Darfur not only African tragedy occurring during the Olympics
The thing is, I’ve always loved the Olympics. For as long as I can remember, I have faithfully allowed my eyes to gaze at the screen to the point of burning discomfort because I didn’t want to miss a thing. Sports that I would normally never watch in any other context for longer than a few seconds- volleyball, for example – I would make sure to watch entire matches from beginning to end. It even got to the point where I was beginning to understand what the sport was all about which, of course, made viewing considerably more enjoyable.
So this year, when the stories began to appear about the connections between the Chinese government and the ongoing gruesome atrocities in Darfur, I wasn’t quite sure what made the most sense as a course of personal action. Like most sane folks I was sickened by China’s involvement in the horror. And like most folks who pay attention to the news, I wasn’t surprised that our government wasn’t making more noise about the situation since China virtually owns us by way of our national debt. Uncle Sam’s got a brand new massa.
As I have said in earlier posts, I couldn’t see boycotting the Olympics because, as horrible as the Darfur situation is, I am convinced there will always be a similar situation each and every Olympic year until world’s end.

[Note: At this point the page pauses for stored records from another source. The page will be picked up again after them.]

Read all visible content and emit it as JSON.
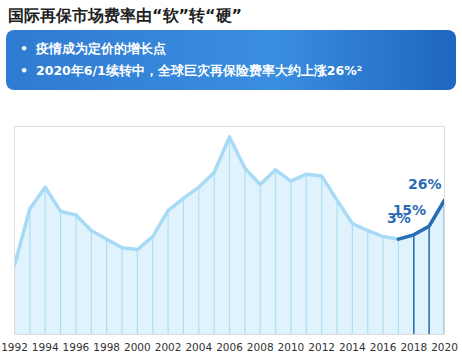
{
  "chart_data": {
    "type": "area",
    "title": "国际再保市场费率由“软”转“硬”",
    "notes": [
      "疫情成为定价的增长点",
      "2020年6/1续转中，全球巨灾再保险费率大约上涨26%²"
    ],
    "x": [
      1992,
      1993,
      1994,
      1995,
      1996,
      1997,
      1998,
      1999,
      2000,
      2001,
      2002,
      2003,
      2004,
      2005,
      2006,
      2007,
      2008,
      2009,
      2010,
      2011,
      2012,
      2013,
      2014,
      2015,
      2016,
      2017,
      2018,
      2019,
      2020
    ],
    "values": [
      80,
      145,
      170,
      142,
      138,
      120,
      110,
      100,
      98,
      113,
      143,
      157,
      170,
      187,
      228,
      192,
      173,
      190,
      177,
      185,
      183,
      155,
      128,
      120,
      113,
      110,
      115,
      125,
      155
    ],
    "color": "#a7dbf5",
    "xlim": [
      1992,
      2020
    ],
    "xticks": [
      1992,
      1994,
      1996,
      1998,
      2000,
      2002,
      2004,
      2006,
      2008,
      2010,
      2012,
      2014,
      2016,
      2018,
      2020
    ],
    "ylim": [
      0,
      240
    ],
    "tick_labels": "x",
    "annotations": [
      {
        "x": 2018,
        "text": "3%"
      },
      {
        "x": 2019,
        "text": "15%"
      },
      {
        "x": 2020,
        "text": "26%"
      }
    ]
  }
}
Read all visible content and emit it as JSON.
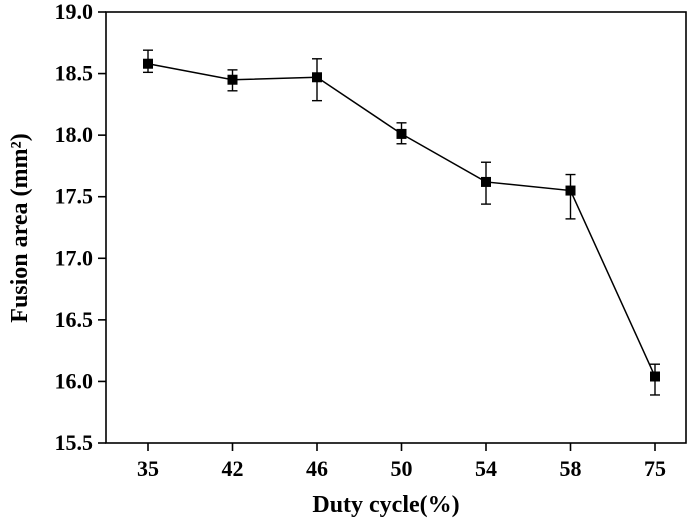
{
  "chart_data": {
    "type": "line",
    "title": "",
    "xlabel": "Duty cycle(%)",
    "ylabel": "Fusion area (mm²)",
    "categories": [
      "35",
      "42",
      "46",
      "50",
      "54",
      "58",
      "75"
    ],
    "series": [
      {
        "name": "Fusion area",
        "marker": "square",
        "values": [
          18.58,
          18.45,
          18.47,
          18.01,
          17.62,
          17.55,
          16.04
        ],
        "error_upper": [
          18.69,
          18.53,
          18.62,
          18.1,
          17.78,
          17.68,
          16.14
        ],
        "error_lower": [
          18.51,
          18.36,
          18.28,
          17.93,
          17.44,
          17.32,
          15.89
        ]
      }
    ],
    "ylim": [
      15.5,
      19.0
    ],
    "yticks": [
      15.5,
      16.0,
      16.5,
      17.0,
      17.5,
      18.0,
      18.5,
      19.0
    ],
    "ytick_labels": [
      "15.5",
      "16.0",
      "16.5",
      "17.0",
      "17.5",
      "18.0",
      "18.5",
      "19.0"
    ],
    "grid": false,
    "legend": "none",
    "colors": {
      "line": "#000000",
      "marker": "#000000",
      "axes": "#000000",
      "background": "#ffffff"
    }
  }
}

That’s not exactly a ringing endorsement of human nature, I do realize, but I think it’s honest. If the Olympics are used each and every time as the preferred global platform from which to launch an international protest/boycott then we may as well cancel all future Olympics because four years from now there will be another equally gruesome, equally deserving atrocity occurring somewhere else in the world with a connection to the Olympics. And then again in 2016. And in 2020. 2024. 2028…
Matter of fact, there are other gruesome situations going on right now that aren’t receiving quite the same level of coverage as Darfur because – and I’m guessing – of a lack of connection to the Olympics. One good example is Zimbabwe, which happens to be another African country also currently going through hell. That’s not to say that the swiftly deteriorating situation occurring in Zimbabwe has not been covered (otherwise how would I know about it?) but the coverage of Zimbabwe’s freefall destruction pales in comparison to Darfur. And let me say that I prefer not to get into the argument of which African country is suffering the most because when you reach the level of suffering experienced by the residents of Zimbabwe and Darfur, it is truly senseless to begin drawing distinctions as to which one is better off. The suffering must stop is the only sane answer.
But I’m willing to believe that if the Chinese government had the same level of connection to Zimbabwe as it does to Darfur, then we would be hearing considerably more about that situation, and there would most likely be a Team Zimbabwe as well. No, I am not belittling what Team Darfur is doing in the slightest. I have major respect for their efforts and accomplishments. Rather, what I am saying is that sometimes we have to step back and realize that possibly there is a better, more equitable way to choose where and upon whom to shine our Spotlight of Atrocity.
I’m rambling a bit. Well, maybe more than a bit. So without going on and on, I’ll just say that while I do support the protests of the China/Darfur Olympics, and the reasons for those protests, I would hope that we would all continually keep an equal focus on those areas of disaster in our world that may not necessarily have the benefit of being somehow tied to a well-publicized global mega-event. It is considerably harder to keep those areas of crises in the news and on the front burner, but it is no less critical.
As for those who have read this far still wondering when I was going to say whether or not I am watching the Olympics, the answer is yes I am watching the Olympics. Because in the midst of it all, the ability of athletes around the globe to be able to compete not only country against country but, much more importantly, person against person, still represents an ideal worth upholding, even when that olympic ideal is sometimes held captive by the very forces it purports to rise above.
Maybe that’s naive, but that’s just my two cents.